Не гламур. Страсти по Маргарите
Шрифт:
Конец мая, время молодых белых ночей… Мы с Никой, предварительно затарившись двумя бутылками «Хванчкары», вышли в ночное и до самого утра бродили по набережным, перемежая любование раскинувшимися по обе стороны Невы мостами с винными возлияниями и поцелуями до одури и взасос. Это было потрясающе! Искусанные Никой губы у меня потом саднили пару дней, не меньше, но с тех пор ничего более яркого и прекрасного в моей жизни, признаюсь, пока не происходило… Когда впоследствии на одной из вечеринок меня познакомили с известным бардом Олегом Митяевым, то, будучи в легком подпитии, я рассказал ему эту историю. Олег настолько вдохновился этой картинкой, что затем даже использовал ее в своей новой песне. Помните? «Под животом моста мы пили с ней вино, / Могли бы лет до ста мы целоваться, но / Краток речной маршрут, кончилась „Хванчкара“, / Поздно и дома ждут, пора…» Ну, а через две недели после нашей ночной прогулки мы все благополучно защитили свои дипломы и, естественно, отправились
…День не заладился с самого утра: клиенты и заказчики, не сговариваясь, вдруг разом вспомнили о моем существовании, и понеслось – то тюлень позвонит, то олень, так что на «главненькое» времени совсем не оставалось. Между тем мне край как нужно было завершить статью, которую московский закадыка Борька Краснов брался протащить, минуя отборочные туры, сразу в финал всероссийского журналистского конкурса «Социальная ответственность и печатное слово». У меня уже имелись кой-какие задумки плюс неплохой исходный материалец «со слезой», а посему я небезосновательно надеялся стать как минимум дипломантом этого идиотского конкурса. Не то чтобы сейчас я остро нуждался в заявленной организаторами денежной премии, просто само попадание в шорт-лист этого престижного, хотя и малость «павлиньего» мероприятия, сулило немалые дивиденды в плане дальнейшей самораскрутки, а кроме того, автоматически поднимало мою ценовую планку как зело профессионального, а главное, независимого журналиста-одиночки.

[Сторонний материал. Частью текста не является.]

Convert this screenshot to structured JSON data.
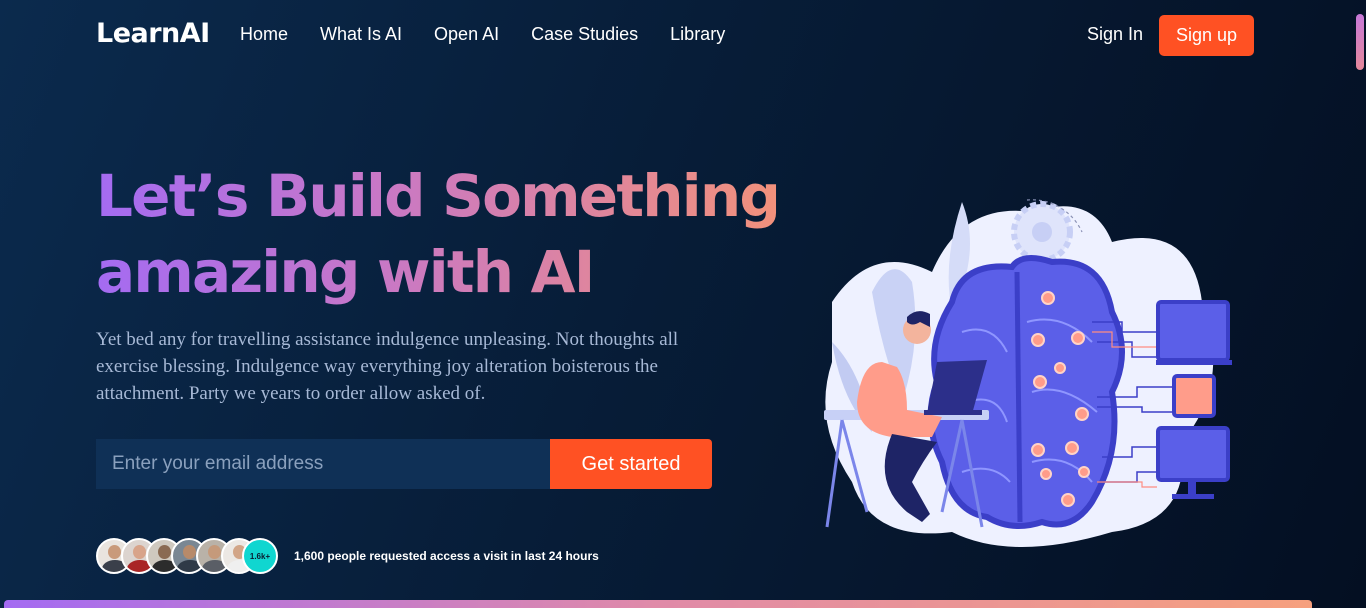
{
  "brand": {
    "logo": "LearnAI",
    "accent": "#ff5123",
    "gradient": [
      "#a46bf2",
      "#f2917b"
    ]
  },
  "nav": {
    "items": [
      {
        "label": "Home"
      },
      {
        "label": "What Is AI"
      },
      {
        "label": "Open AI"
      },
      {
        "label": "Case Studies"
      },
      {
        "label": "Library"
      }
    ],
    "signin": "Sign In",
    "signup": "Sign up"
  },
  "hero": {
    "title_line1": "Let’s Build Something",
    "title_line2": "amazing with AI",
    "description": "Yet bed any for travelling assistance indulgence unpleasing. Not thoughts all exercise blessing. Indulgence way everything joy alteration boisterous the attachment. Party we years to order allow asked of.",
    "email_placeholder": "Enter your email address",
    "cta": "Get started"
  },
  "social_proof": {
    "count_badge": "1.6k+",
    "text": "1,600 people requested access a visit in last 24 hours"
  },
  "illustration": {
    "icon": "ai-brain-illustration"
  }
}
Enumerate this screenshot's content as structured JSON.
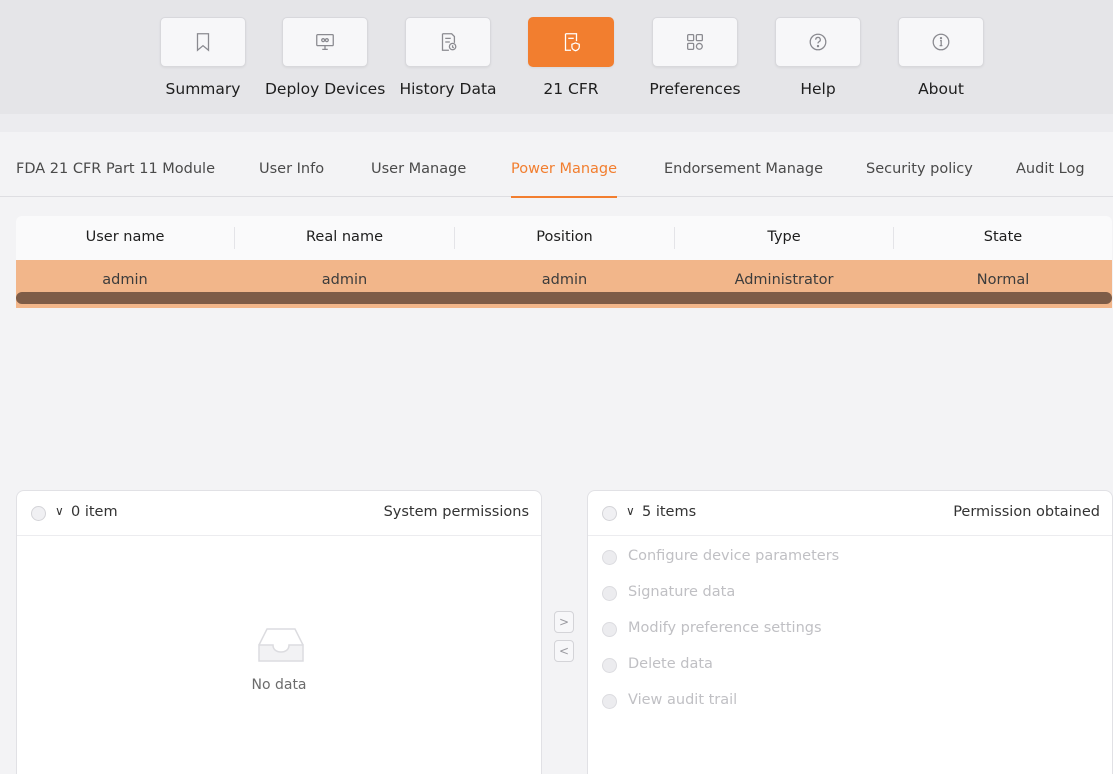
{
  "toolbar": {
    "items": [
      {
        "label": "Summary",
        "icon": "bookmark-icon"
      },
      {
        "label": "Deploy Devices",
        "icon": "monitor-icon"
      },
      {
        "label": "History Data",
        "icon": "document-clock-icon"
      },
      {
        "label": "21 CFR",
        "icon": "document-shield-icon",
        "active": true
      },
      {
        "label": "Preferences",
        "icon": "grid-icon"
      },
      {
        "label": "Help",
        "icon": "question-icon"
      },
      {
        "label": "About",
        "icon": "info-icon"
      }
    ]
  },
  "tabs": [
    {
      "label": "FDA 21 CFR Part 11 Module"
    },
    {
      "label": "User Info"
    },
    {
      "label": "User Manage"
    },
    {
      "label": "Power Manage",
      "active": true
    },
    {
      "label": "Endorsement Manage"
    },
    {
      "label": "Security policy"
    },
    {
      "label": "Audit Log"
    }
  ],
  "table": {
    "headers": [
      "User name",
      "Real name",
      "Position",
      "Type",
      "State"
    ],
    "rows": [
      [
        "admin",
        "admin",
        "admin",
        "Administrator",
        "Normal"
      ]
    ]
  },
  "left_panel": {
    "count": "0 item",
    "title": "System permissions",
    "empty_text": "No data"
  },
  "right_panel": {
    "count": "5 items",
    "title": "Permission obtained",
    "items": [
      "Configure device parameters",
      "Signature data",
      "Modify preference settings",
      "Delete data",
      "View audit trail"
    ]
  },
  "transfer": {
    "right": ">",
    "left": "<"
  },
  "colors": {
    "accent": "#f27e2f",
    "selected_row": "#f2b68a",
    "scrollbar": "#7e5c47"
  }
}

В данном случае «независимого» следует читать как «работающего независимо от чужих и собственных политических и моральных убеждений».
К середине дня мне наконец удалось отшить всех страждущих, накормив их пятью хлебами обещаний и двумя маленькими рыбками в виде парочки сырых (а в некоторых местах и довольно скользких) текстов. После этого я решительно отключил городской телефон и принялся ваять свою нетленку. Но едва лишь мне удалось выстроить не лишенный изящества лид и сформулировать ключевую фразу о том, что «социальная ответственность – это бремя, которое мы вынуждены нести вместе», как заголосил мобильник, высветив комбинацию из десяти цифр, за которыми угадывалась Ника Стрельцова. Я матюгнулся, но все-таки ответил:
– Аз есмь у аппарата. Разве сегодня уже пятница?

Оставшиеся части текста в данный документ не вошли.